Andrew Mude is a Principal Economist at the International Livestock Research Institute based in Nairobi, Kenya.  His portfolio deals largely with developing innovative, evidence-based technological solutions to ensure the productive and sustainable use of livestock by dryland populations.  Andrew leads the multiple-award winning effort to design, evaluate and scale livestock insurance to help millions of poor herders and their families who care for and depend upon their livestock under conditions of considerable drought risk.  Widely published in peer-reviewed journals, and featured in numerous prestigious media outlets across, Andrew was the 2016 recipient of the Normal Borlaug Award for Field Research and Application recognizing exceptional, science-based achievement in international agriculture and food production by an individual under 40.  Andrew completed his doctoral degree in Economics at Cornell University in 2006 and was a Mid-Career Fellow of the Sustainability Science Program at Harvard’s Kennedy School in 2011.

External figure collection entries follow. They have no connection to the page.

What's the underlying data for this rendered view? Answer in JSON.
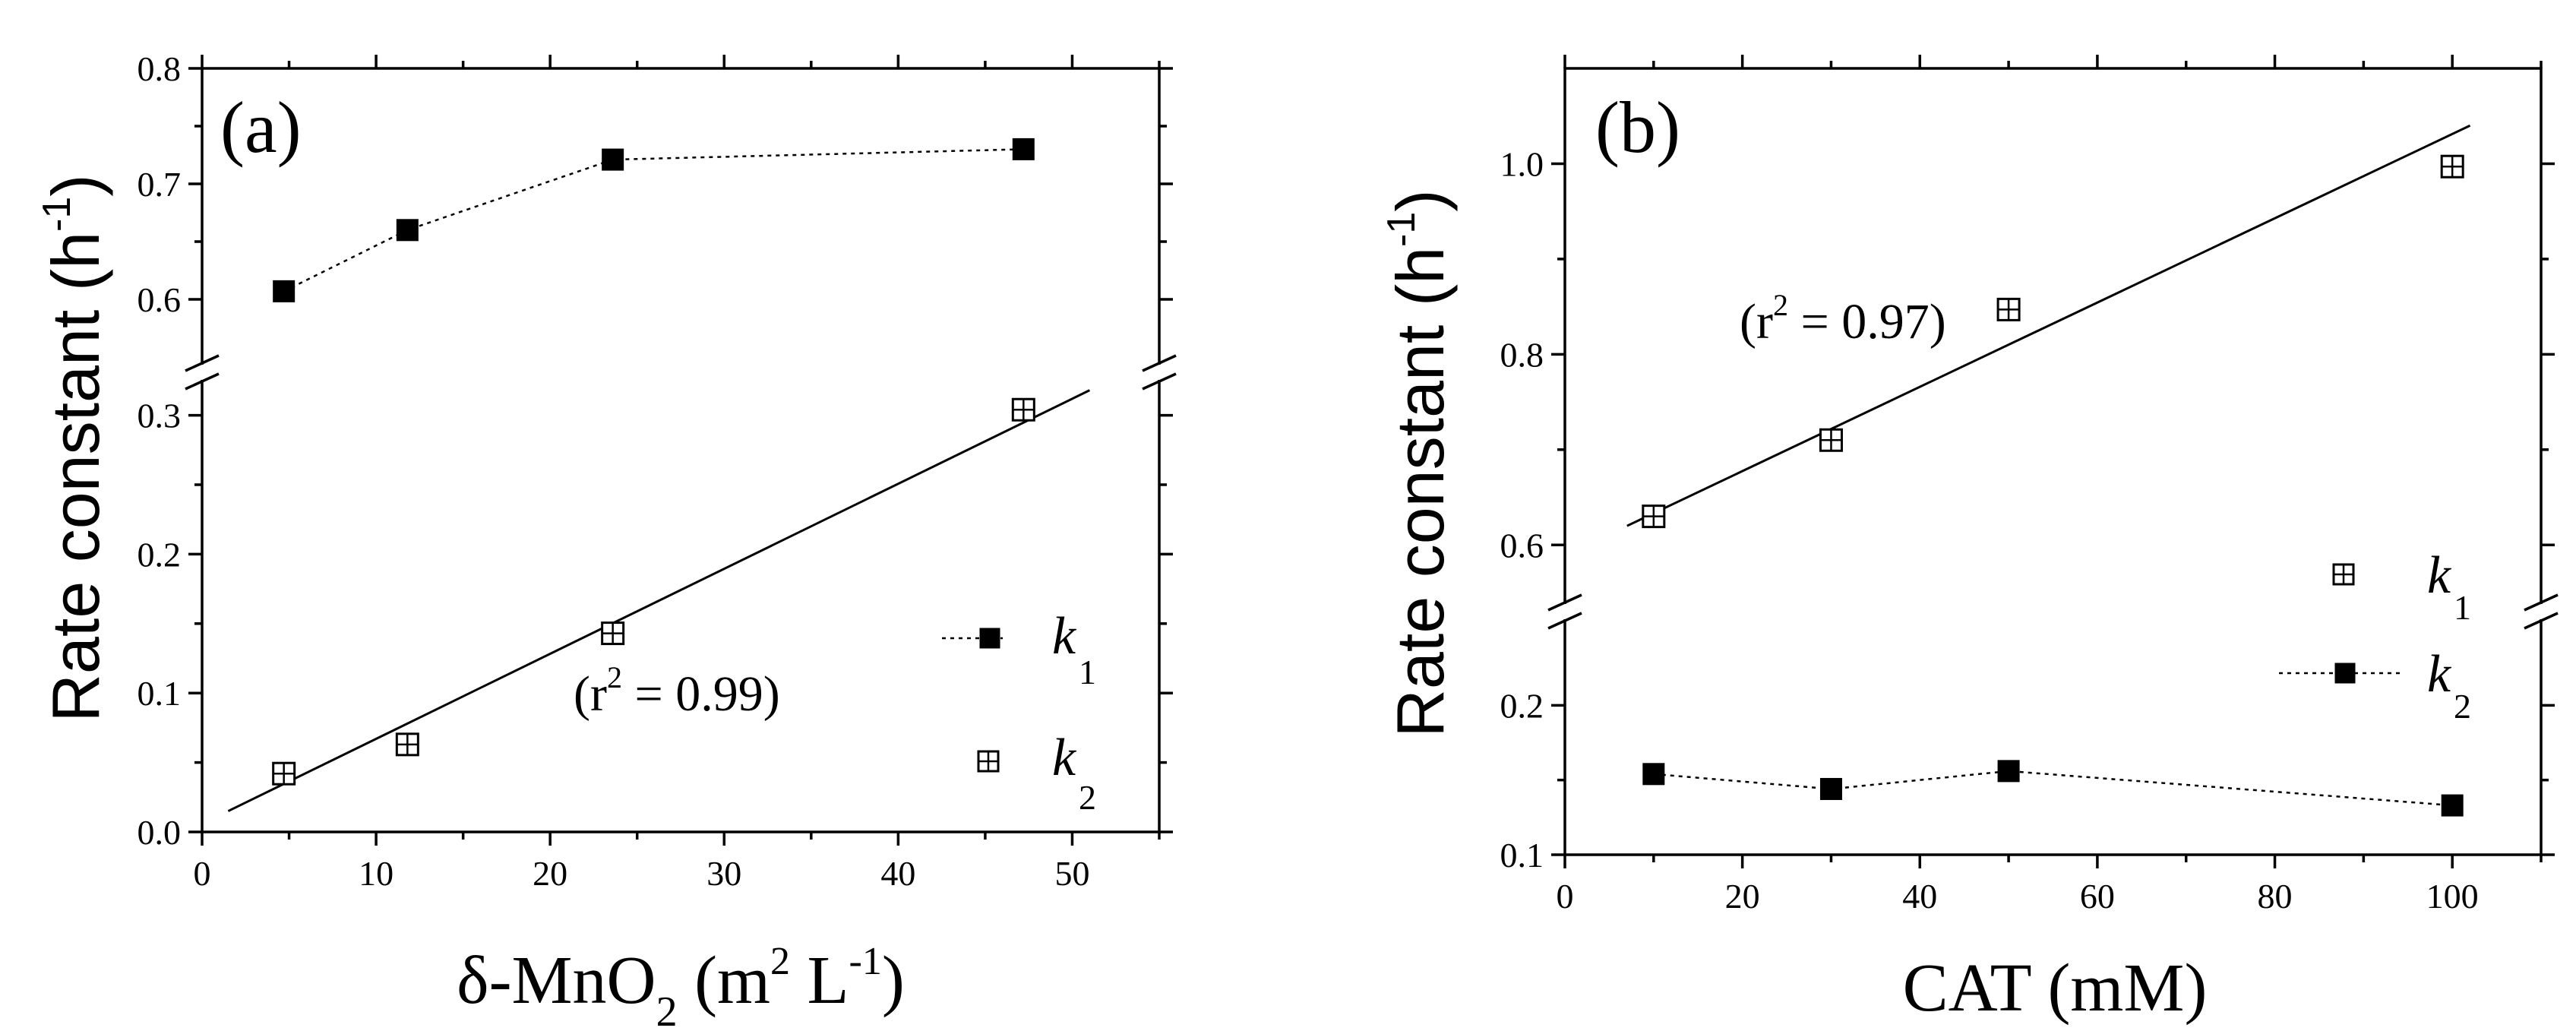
{
  "chart_data": [
    {
      "type": "scatter",
      "panel_label": "(a)",
      "xlabel": "δ-MnO",
      "xlabel_sub": "2",
      "xlabel_unit": " (m",
      "xlabel_unit_sup": "2",
      "xlabel_unit_tail": " L",
      "xlabel_unit_tail_sup": "-1",
      "xlabel_close": ")",
      "ylabel": "Rate constant  (h",
      "ylabel_sup": "-1",
      "ylabel_close": ")",
      "xlim": [
        0,
        55
      ],
      "ylim_lower": [
        0.0,
        0.32
      ],
      "ylim_upper": [
        0.55,
        0.8
      ],
      "axis_break": true,
      "xticks": [
        0,
        10,
        20,
        30,
        40,
        50
      ],
      "xtick_labels": [
        "0",
        "10",
        "20",
        "30",
        "40",
        "50"
      ],
      "yticks_lower": [
        0.0,
        0.1,
        0.2,
        0.3
      ],
      "ytick_labels_lower": [
        "0.0",
        "0.1",
        "0.2",
        "0.3"
      ],
      "yticks_upper": [
        0.6,
        0.7,
        0.8
      ],
      "ytick_labels_upper": [
        "0.6",
        "0.7",
        "0.8"
      ],
      "series": [
        {
          "name": "k1",
          "marker": "filled-square",
          "line": "dotted",
          "segment": "upper",
          "x": [
            4.7,
            11.8,
            23.6,
            47.2
          ],
          "y": [
            0.607,
            0.66,
            0.721,
            0.73
          ]
        },
        {
          "name": "k2",
          "marker": "crossed-square",
          "line": "none",
          "segment": "lower",
          "x": [
            4.7,
            11.8,
            23.6,
            47.2
          ],
          "y": [
            0.042,
            0.063,
            0.143,
            0.304
          ]
        }
      ],
      "fit_line": {
        "x": [
          1.5,
          51.0
        ],
        "y": [
          0.015,
          0.318
        ],
        "segment": "lower"
      },
      "r2_text": "(r",
      "r2_sup": "2",
      "r2_value": " = 0.99)",
      "legend": [
        {
          "k": "k",
          "sub": "1",
          "marker": "filled-square",
          "line": "dotted"
        },
        {
          "k": "k",
          "sub": "2",
          "marker": "crossed-square",
          "line": "none"
        }
      ],
      "legend_position": "right"
    },
    {
      "type": "scatter",
      "panel_label": "(b)",
      "xlabel": "CAT (mM)",
      "ylabel": "Rate constant (h",
      "ylabel_sup": "-1",
      "ylabel_close": ")",
      "xlim": [
        0,
        110
      ],
      "ylim_lower": [
        0.1,
        0.25
      ],
      "ylim_upper": [
        0.55,
        1.1
      ],
      "axis_break": true,
      "xticks": [
        0,
        20,
        40,
        60,
        80,
        100
      ],
      "xtick_labels": [
        "0",
        "20",
        "40",
        "60",
        "80",
        "100"
      ],
      "yticks_lower": [
        0.1,
        0.2
      ],
      "ytick_labels_lower": [
        "0.1",
        "0.2"
      ],
      "yticks_upper": [
        0.6,
        0.8,
        1.0
      ],
      "ytick_labels_upper": [
        "0.6",
        "0.8",
        "1.0"
      ],
      "series": [
        {
          "name": "k1",
          "marker": "crossed-square",
          "line": "none",
          "segment": "upper",
          "x": [
            10,
            30,
            50,
            100
          ],
          "y": [
            0.63,
            0.71,
            0.847,
            0.997
          ]
        },
        {
          "name": "k2",
          "marker": "filled-square",
          "line": "dotted",
          "segment": "lower",
          "x": [
            10,
            30,
            50,
            100
          ],
          "y": [
            0.154,
            0.144,
            0.156,
            0.133
          ]
        }
      ],
      "fit_line": {
        "x": [
          7,
          102
        ],
        "y": [
          0.62,
          1.04
        ],
        "segment": "upper"
      },
      "r2_text": "(r",
      "r2_sup": "2",
      "r2_value": " = 0.97)",
      "legend": [
        {
          "k": "k",
          "sub": "1",
          "marker": "crossed-square",
          "line": "none"
        },
        {
          "k": "k",
          "sub": "2",
          "marker": "filled-square",
          "line": "dotted"
        }
      ],
      "legend_position": "right"
    }
  ]
}
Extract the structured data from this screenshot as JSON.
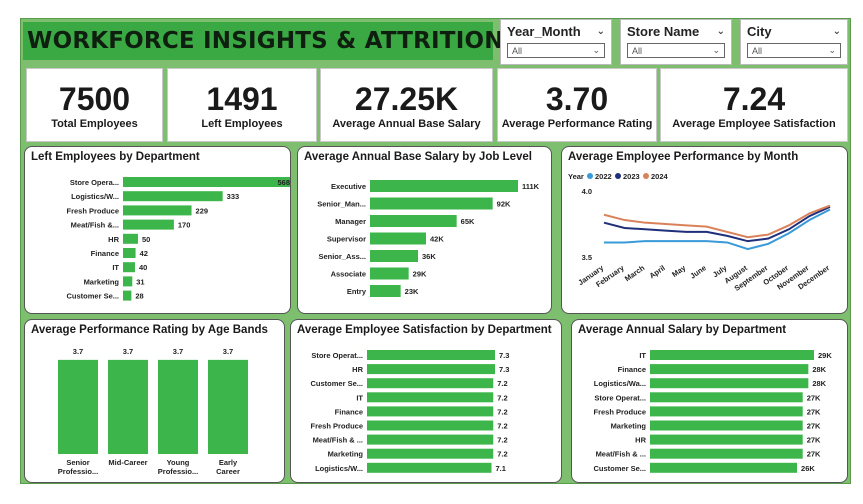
{
  "title": "WORKFORCE INSIGHTS & ATTRITION",
  "slicers": [
    {
      "label": "Year_Month",
      "value": "All"
    },
    {
      "label": "Store Name",
      "value": "All"
    },
    {
      "label": "City",
      "value": "All"
    }
  ],
  "kpis": [
    {
      "value": "7500",
      "label": "Total Employees"
    },
    {
      "value": "1491",
      "label": "Left Employees"
    },
    {
      "value": "27.25K",
      "label": "Average Annual Base Salary"
    },
    {
      "value": "3.70",
      "label": "Average Performance Rating"
    },
    {
      "value": "7.24",
      "label": "Average Employee Satisfaction"
    }
  ],
  "colors": {
    "bar": "#3cb54a",
    "y2022": "#3a9ad9",
    "y2023": "#1f2f7a",
    "y2024": "#d9825a"
  },
  "chart_data": [
    {
      "id": "left-by-dept",
      "type": "bar",
      "orientation": "horizontal",
      "title": "Left Employees by Department",
      "categories": [
        "Store Opera...",
        "Logistics/W...",
        "Fresh Produce",
        "Meat/Fish &...",
        "HR",
        "Finance",
        "IT",
        "Marketing",
        "Customer Se..."
      ],
      "values": [
        568,
        333,
        229,
        170,
        50,
        42,
        40,
        31,
        28
      ],
      "labels": [
        "568",
        "333",
        "229",
        "170",
        "50",
        "42",
        "40",
        "31",
        "28"
      ]
    },
    {
      "id": "salary-by-level",
      "type": "bar",
      "orientation": "horizontal",
      "title": "Average Annual Base Salary by Job Level",
      "categories": [
        "Executive",
        "Senior_Man...",
        "Manager",
        "Supervisor",
        "Senior_Ass...",
        "Associate",
        "Entry"
      ],
      "values": [
        111,
        92,
        65,
        42,
        36,
        29,
        23
      ],
      "labels": [
        "111K",
        "92K",
        "65K",
        "42K",
        "36K",
        "29K",
        "23K"
      ]
    },
    {
      "id": "perf-by-month",
      "type": "line",
      "title": "Average Employee Performance by Month",
      "legend_title": "Year",
      "categories": [
        "January",
        "February",
        "March",
        "April",
        "May",
        "June",
        "July",
        "August",
        "September",
        "October",
        "November",
        "December"
      ],
      "ylim": [
        3.5,
        4.0
      ],
      "yticks": [
        "4.0",
        "3.5"
      ],
      "series": [
        {
          "name": "2022",
          "values": [
            3.61,
            3.61,
            3.62,
            3.62,
            3.62,
            3.62,
            3.61,
            3.56,
            3.6,
            3.68,
            3.78,
            3.86
          ]
        },
        {
          "name": "2023",
          "values": [
            3.76,
            3.72,
            3.71,
            3.7,
            3.69,
            3.69,
            3.66,
            3.62,
            3.64,
            3.71,
            3.81,
            3.88
          ]
        },
        {
          "name": "2024",
          "values": [
            3.82,
            3.78,
            3.76,
            3.75,
            3.74,
            3.73,
            3.69,
            3.65,
            3.67,
            3.74,
            3.83,
            3.89
          ]
        }
      ]
    },
    {
      "id": "perf-by-age",
      "type": "bar",
      "orientation": "vertical",
      "title": "Average Performance Rating by Age Bands",
      "categories": [
        [
          "Senior",
          "Professio..."
        ],
        [
          "Mid-Career"
        ],
        [
          "Young",
          "Professio..."
        ],
        [
          "Early",
          "Career"
        ]
      ],
      "values": [
        3.7,
        3.7,
        3.7,
        3.7
      ],
      "labels": [
        "3.7",
        "3.7",
        "3.7",
        "3.7"
      ]
    },
    {
      "id": "satisfaction-by-dept",
      "type": "bar",
      "orientation": "horizontal",
      "title": "Average Employee Satisfaction by Department",
      "categories": [
        "Store Operat...",
        "HR",
        "Customer Se...",
        "IT",
        "Finance",
        "Fresh Produce",
        "Meat/Fish & ...",
        "Marketing",
        "Logistics/W..."
      ],
      "values": [
        7.3,
        7.3,
        7.2,
        7.2,
        7.2,
        7.2,
        7.2,
        7.2,
        7.1
      ],
      "labels": [
        "7.3",
        "7.3",
        "7.2",
        "7.2",
        "7.2",
        "7.2",
        "7.2",
        "7.2",
        "7.1"
      ]
    },
    {
      "id": "salary-by-dept",
      "type": "bar",
      "orientation": "horizontal",
      "title": "Average Annual Salary by Department",
      "categories": [
        "IT",
        "Finance",
        "Logistics/Wa...",
        "Store Operat...",
        "Fresh Produce",
        "Marketing",
        "HR",
        "Meat/Fish & ...",
        "Customer Se..."
      ],
      "values": [
        29,
        28,
        28,
        27,
        27,
        27,
        27,
        27,
        26
      ],
      "labels": [
        "29K",
        "28K",
        "28K",
        "27K",
        "27K",
        "27K",
        "27K",
        "27K",
        "26K"
      ]
    }
  ]
}
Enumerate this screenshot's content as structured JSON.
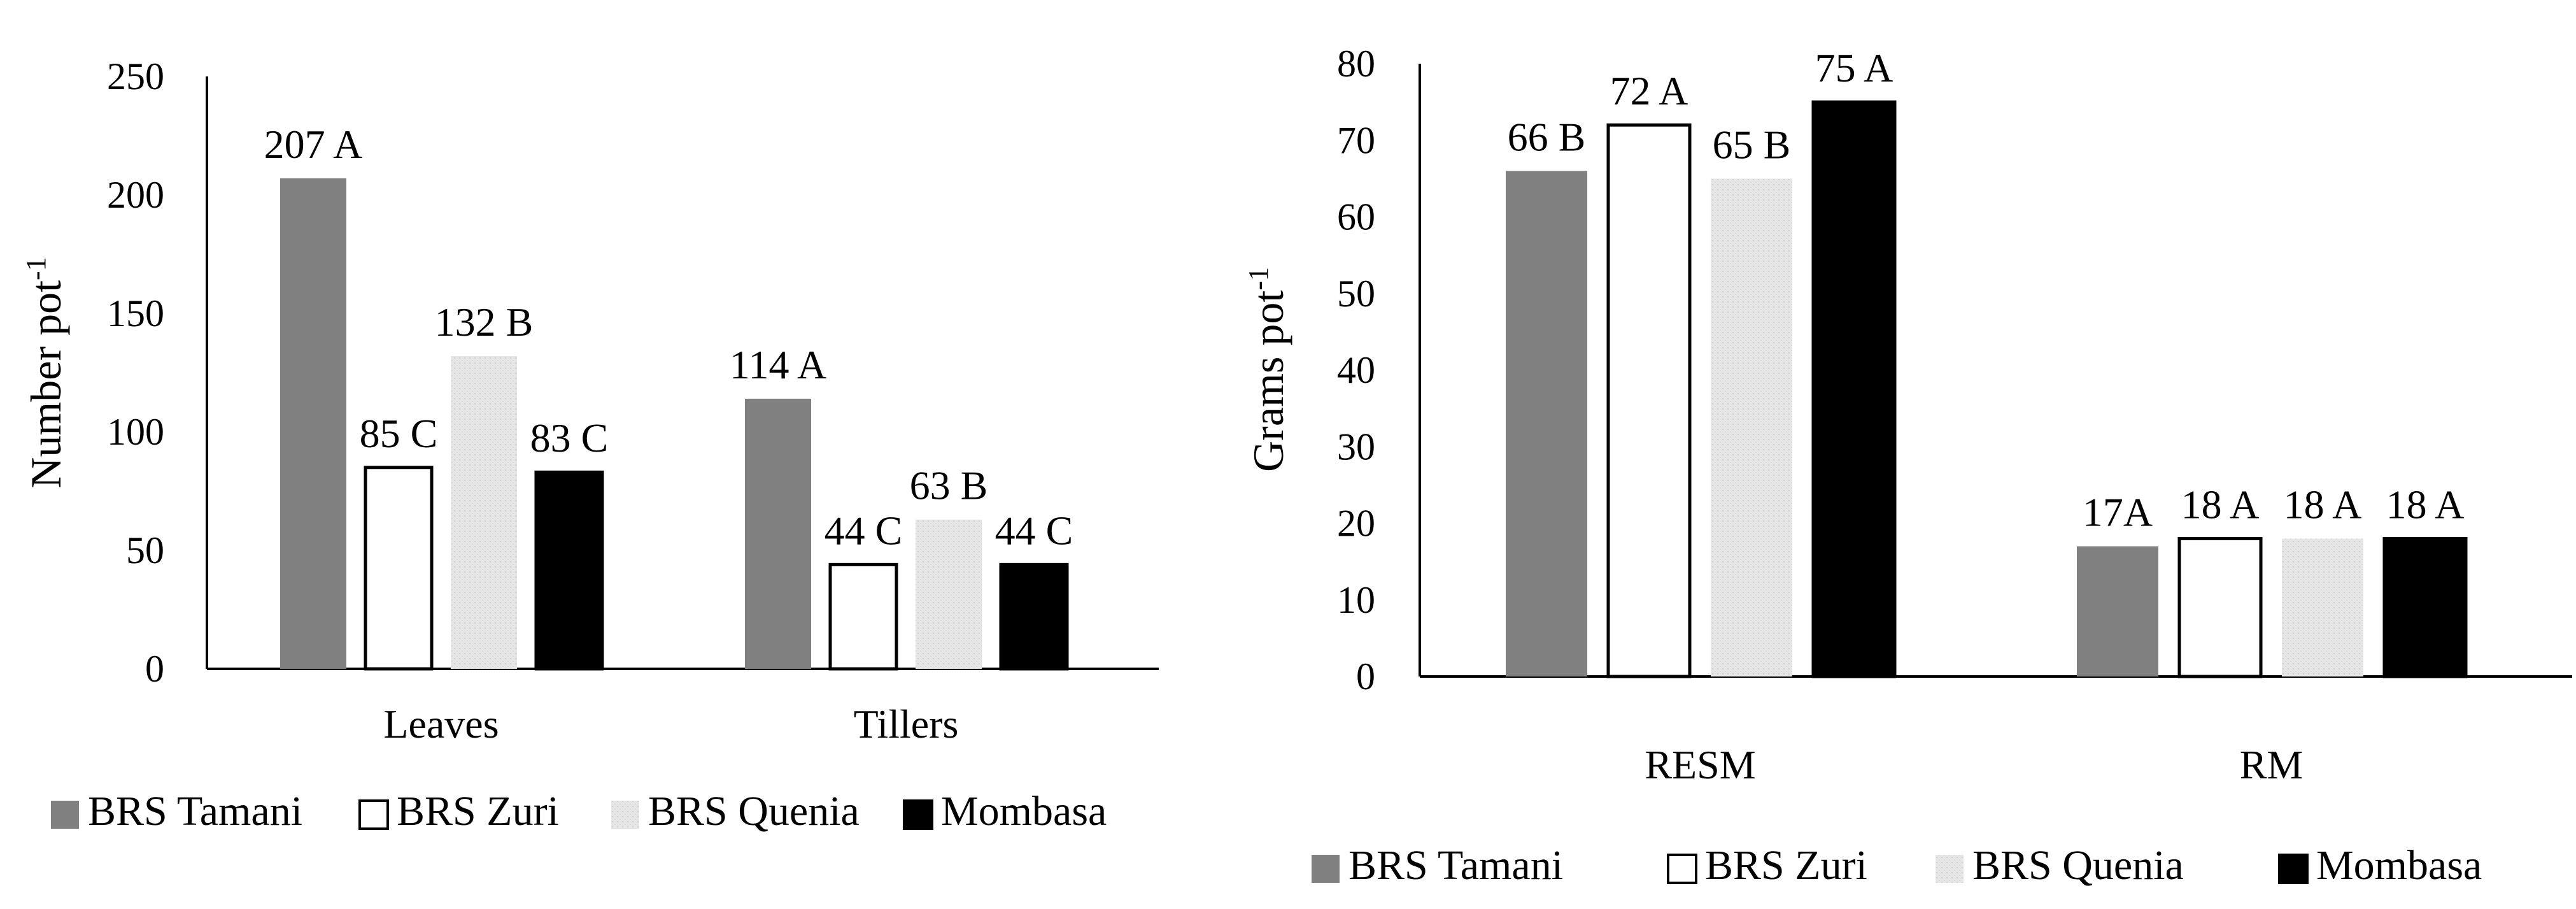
{
  "colors": {
    "BRS Tamani": "#808080",
    "BRS Zuri": "#ffffff",
    "BRS Quenia": "#e3e3e3",
    "Mombasa": "#000000"
  },
  "chart_data": [
    {
      "type": "bar",
      "title": "",
      "xlabel": "",
      "ylabel": "Number pot",
      "ylabel_superscript": "-1",
      "ylim": [
        0,
        250
      ],
      "yticks": [
        "0",
        "50",
        "100",
        "150",
        "200",
        "250"
      ],
      "categories": [
        "Leaves",
        "Tillers"
      ],
      "series": [
        {
          "name": "BRS Tamani",
          "values": [
            207,
            114
          ],
          "labels": [
            "207 A",
            "114 A"
          ]
        },
        {
          "name": "BRS Zuri",
          "values": [
            85,
            44
          ],
          "labels": [
            "85 C",
            "44 C"
          ]
        },
        {
          "name": "BRS Quenia",
          "values": [
            132,
            63
          ],
          "labels": [
            "132 B",
            "63 B"
          ]
        },
        {
          "name": "Mombasa",
          "values": [
            83,
            44
          ],
          "labels": [
            "83 C",
            "44 C"
          ]
        }
      ],
      "legend": [
        "BRS Tamani",
        "BRS Zuri",
        "BRS Quenia",
        "Mombasa"
      ],
      "legend_position": "bottom"
    },
    {
      "type": "bar",
      "title": "",
      "xlabel": "",
      "ylabel": "Grams pot",
      "ylabel_superscript": "-1",
      "ylim": [
        0,
        80
      ],
      "yticks": [
        "0",
        "10",
        "20",
        "30",
        "40",
        "50",
        "60",
        "70",
        "80"
      ],
      "categories": [
        "RESM",
        "RM"
      ],
      "series": [
        {
          "name": "BRS Tamani",
          "values": [
            66,
            17
          ],
          "labels": [
            "66 B",
            "17A"
          ]
        },
        {
          "name": "BRS Zuri",
          "values": [
            72,
            18
          ],
          "labels": [
            "72 A",
            "18 A"
          ]
        },
        {
          "name": "BRS Quenia",
          "values": [
            65,
            18
          ],
          "labels": [
            "65 B",
            "18 A"
          ]
        },
        {
          "name": "Mombasa",
          "values": [
            75,
            18
          ],
          "labels": [
            "75 A",
            "18 A"
          ]
        }
      ],
      "legend": [
        "BRS Tamani",
        "BRS Zuri",
        "BRS Quenia",
        "Mombasa"
      ],
      "legend_position": "bottom"
    }
  ]
}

Dr Andrew Mude Paper Crawford Fund Conference 2017

Dr Andrew Mude Presentation

The role of mobile technologies in promoting sustainable delivery of livestock insurance in the East African Drylands:  Toward sustainable Index-Based Livestock Insurance (IBLI) for Pastoralists


The International Livestock Research Institute (ILRI) together with her partners launched a pilot index-based livestock insurance (IBLI) product in January 2010 in Marsabit District of Northern Kenya that has since scaled across the drylands of Kenya and is also gaining momentum in Ethiopia where a pilot was launched in 2012.  One problem inspired ILRI’s IBLI agenda:  Finding a sustainable way to help pastoralists to quickly recover from the considerable losses they incur during severe droughts.  Over the years, evidence of IBLI impact and value for money, and continued research and development on product design, as well as innovations along the service delivery chain has helped with uptake, in convincing governments and development partners of its importance as a risk management tool, and won IBLI a plethora of international awards.

Briefly describing the key elements of the IBLI agenda, this presentation focuses on how the IBLI team leveraged a suite of digital technologies – largely mobile based – to help scale some of the main obstacles to the provision of IBLI.  Even in the sparsely populated, drylands of Northern Kenya which the IBLI product targets, socioeconomic evolution has resulted in a growing density of mobile network coverage and a proliferation of mobile phone ownership, and use.  Exploiting this trend, the IBLI team and partners have developed mobile applications for offline sales transactions, drastically reduced the cost and time to delivery of indemnity payments, as well as a whole host of other applications in information exchange and knowledge dissemination.